Mais il ne faut pas se dissimuler qu'elles ont une base politique. Nombreux sont en effet les hommes politiques responsables dont le sénateur Kennedy aux Etats Unis qui s'interrogent au nom de la justice distributive devant le coût élevé de la recherche et de la pratique médicale modernes.
lls estiment que le droit à la santé proclamé en 1946 par l'O.N.U. repose sur l'accès sans obstacle économique quelconque, aux soins, de tous les citoyens.

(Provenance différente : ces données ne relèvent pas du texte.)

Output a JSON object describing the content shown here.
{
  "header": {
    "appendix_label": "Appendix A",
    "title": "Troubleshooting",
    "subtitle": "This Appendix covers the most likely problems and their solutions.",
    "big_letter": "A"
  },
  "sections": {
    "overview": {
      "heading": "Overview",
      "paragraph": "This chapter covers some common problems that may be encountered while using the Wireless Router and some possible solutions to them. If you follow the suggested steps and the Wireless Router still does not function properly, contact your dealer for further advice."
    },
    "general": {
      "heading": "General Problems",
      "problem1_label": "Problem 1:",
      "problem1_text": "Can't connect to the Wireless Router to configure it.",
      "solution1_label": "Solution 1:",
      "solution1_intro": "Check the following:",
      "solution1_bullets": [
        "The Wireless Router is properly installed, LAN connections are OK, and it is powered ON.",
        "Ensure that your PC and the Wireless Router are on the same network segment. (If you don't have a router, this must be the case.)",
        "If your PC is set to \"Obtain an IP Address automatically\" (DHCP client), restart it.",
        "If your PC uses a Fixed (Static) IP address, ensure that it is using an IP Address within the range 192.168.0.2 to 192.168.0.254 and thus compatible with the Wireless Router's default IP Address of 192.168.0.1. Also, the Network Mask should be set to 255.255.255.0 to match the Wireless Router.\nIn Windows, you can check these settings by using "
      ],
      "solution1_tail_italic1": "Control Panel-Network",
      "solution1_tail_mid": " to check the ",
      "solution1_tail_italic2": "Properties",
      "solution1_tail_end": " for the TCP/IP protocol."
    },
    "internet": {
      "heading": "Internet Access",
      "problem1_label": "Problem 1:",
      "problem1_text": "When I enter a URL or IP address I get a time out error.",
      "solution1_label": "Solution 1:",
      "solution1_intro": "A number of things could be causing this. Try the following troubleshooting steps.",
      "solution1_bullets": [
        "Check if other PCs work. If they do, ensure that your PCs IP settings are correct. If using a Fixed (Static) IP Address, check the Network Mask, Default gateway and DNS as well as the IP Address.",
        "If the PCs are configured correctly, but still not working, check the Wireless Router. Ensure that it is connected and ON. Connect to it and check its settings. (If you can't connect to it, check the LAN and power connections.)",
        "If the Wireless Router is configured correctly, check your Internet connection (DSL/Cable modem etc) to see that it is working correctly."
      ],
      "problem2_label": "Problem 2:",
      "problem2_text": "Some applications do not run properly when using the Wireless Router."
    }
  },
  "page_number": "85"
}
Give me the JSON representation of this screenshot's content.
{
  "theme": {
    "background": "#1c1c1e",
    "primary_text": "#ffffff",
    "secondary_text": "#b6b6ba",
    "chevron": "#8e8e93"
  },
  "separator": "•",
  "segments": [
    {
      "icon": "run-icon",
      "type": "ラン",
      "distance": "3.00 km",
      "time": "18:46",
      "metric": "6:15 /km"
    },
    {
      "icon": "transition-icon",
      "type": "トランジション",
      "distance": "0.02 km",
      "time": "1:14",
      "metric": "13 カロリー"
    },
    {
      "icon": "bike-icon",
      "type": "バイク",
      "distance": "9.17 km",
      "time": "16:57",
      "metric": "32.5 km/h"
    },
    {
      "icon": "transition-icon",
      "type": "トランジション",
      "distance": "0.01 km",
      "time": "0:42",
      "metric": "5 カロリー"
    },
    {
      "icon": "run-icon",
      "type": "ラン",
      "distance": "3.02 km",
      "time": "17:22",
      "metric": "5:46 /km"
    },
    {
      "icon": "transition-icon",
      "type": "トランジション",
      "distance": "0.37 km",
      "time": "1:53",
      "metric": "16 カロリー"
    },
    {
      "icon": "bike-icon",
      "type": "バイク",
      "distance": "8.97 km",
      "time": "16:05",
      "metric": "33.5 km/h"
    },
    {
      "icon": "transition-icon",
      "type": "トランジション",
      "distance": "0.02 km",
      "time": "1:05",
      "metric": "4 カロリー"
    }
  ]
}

Cette égalité devant la maladie doit entraîner l'égalité de chances en ce qui concerne le diagnostic et le traitement.
En d'autres termes, personne ne devrait disposer de techniques médico chirurgicales qui ne sont pas disponibles pour tout le monde.
Ces mêmes personnalités déclarent immorale la situation qui privilégerait dans le choix d'une médecine moderne les citoyens les mieux nantis.
D'où l'accent mis sur la recherche médicale opérationnelle et le transfert des sommes limitées disponibles vers une amélioration des soins de base aux dépens de la médecine de pointe.
Ce sentiment est également celui des responsables politiques dans les pays en développement et par la force de leur nombre au sein de l'O.N.U., il représente également l'opinion de cette organisation internationale.
Ce problème d'éthique sociale préoccupe au premier chef les spécialistes de la bioéthique dans les pays anglo saxons.
Comme on le voit, un champ fertile aux réflexions de tout genre s'offre à tous ceux que préoccupent les problèmes fondamentaux que pose la médecine moderne.
Peut être le moment est il propice pour regretter que, prises au piège de nos querelles prosaïques et quotidiennes, nos institutions ordinales ne trouvent pas le temps de se livrer sur notre vieux continent à des recherches de la même envergure.